In his famous book For the Life of the World, Father Alexander Schmemann speaks about the joy of Christians. From its very beginning, he says:

Christianity has been the proclamation of joy, of the only possible joy on earth. It rendered impossible all joy we usually think of as possible. But within this impossibility, at the very bottom of this darkness, it announced and conveyed a new all-embracing joy, and with this joy it transformed the End into a Beginning. Without the proclamation of this joy Christianity is incomprehensible. It is only as joy that the Church was victorious in the world, and it lost the world when it lost that joy, and ceased to be a credible witness to it. Of all accusations against Christians, the most terrible one was uttered by Nietzsche when he said that Christians had no joy.3

Father Alexander goes on to say that before Christians can do anything else with all of their “programs and missions, projects and techniques,” they “must recover the meaning of this great joy.” He says that joy “is not something one can define or analyze. One enters into joy. ‘Enter thou into the joy of thy lord’ (Mt. 25 :21),” And one enters into this joy, this exceeding great joy, he insists, only by entering into the liturgical, eucharistic life of the Church herself. Here, and only here, as in the celebration of the Nativity of Christ and His Epiphany in the world, can a person partake of that joyful reality for which the world itself was created in the beginning.
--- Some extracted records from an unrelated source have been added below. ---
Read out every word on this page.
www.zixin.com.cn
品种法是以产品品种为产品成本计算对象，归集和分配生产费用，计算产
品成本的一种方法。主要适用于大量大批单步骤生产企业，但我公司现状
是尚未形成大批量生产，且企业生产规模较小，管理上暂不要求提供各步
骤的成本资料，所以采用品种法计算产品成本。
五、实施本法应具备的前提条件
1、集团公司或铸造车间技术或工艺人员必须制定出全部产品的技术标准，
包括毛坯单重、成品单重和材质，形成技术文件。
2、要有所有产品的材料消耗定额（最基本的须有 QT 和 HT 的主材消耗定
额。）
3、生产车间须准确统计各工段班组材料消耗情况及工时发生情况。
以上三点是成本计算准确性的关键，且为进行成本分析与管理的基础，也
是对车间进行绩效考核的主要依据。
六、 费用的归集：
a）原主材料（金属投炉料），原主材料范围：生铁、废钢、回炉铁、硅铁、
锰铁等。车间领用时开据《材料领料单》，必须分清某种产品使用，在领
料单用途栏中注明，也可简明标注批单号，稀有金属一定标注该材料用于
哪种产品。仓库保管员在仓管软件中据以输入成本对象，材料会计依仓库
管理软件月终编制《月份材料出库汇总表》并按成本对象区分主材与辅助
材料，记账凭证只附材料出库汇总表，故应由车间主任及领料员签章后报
Come, let us greatly rejoice in the Lord,

As we tell of this present mystery!

The dividing wall has been destroyed;

The flaming sword turns back;

The cherubim withdraw from the Tree of Life;

And I partake of the delight of paradise,

From which I was cast away through disobedience.

For the Express Image of the Father,

The very Imprint of His Eternity,

Takes the form of a slave,

And without undergoing change [to His divinity],

He comes forth from a mother who has not known a man.

For what He was, He remains: True God.

And what He was not, He takes upon Himself,

Becoming man out of His love for man.

To Him let us cry aloud:

O God born of a Virgin, have mercy on us!4

 

All the angels in heaven rejoice

And greatly celebrate today.

The whole creation leaps for joy,

For the Savior and Lord is born in Bethlehem

Every error of idolatry has ceased,

And Christ reigns throughout all ages.5

~Adapted from Thomas Hopko, The Winter Pascha: Readings for the Christmas-Epiphany Season

1 Compline of the final day of the prefeast of the Nativity, December 24.

2 Matins of the final day of the prefeast of the Nativity, December 24.

3 For the Life of the World, p. 24.

4 The first verse sung on “Lord, I Call” at the vesperal liturgy on the eve of the feast of the Nativity.

5 Litya verse at compline of the feast of the Nativity. Because the vespers of the feast is a eucharistic liturgy with the anaphora of Saint Basil the Great, the festal vigil of the Nativity begins with compline.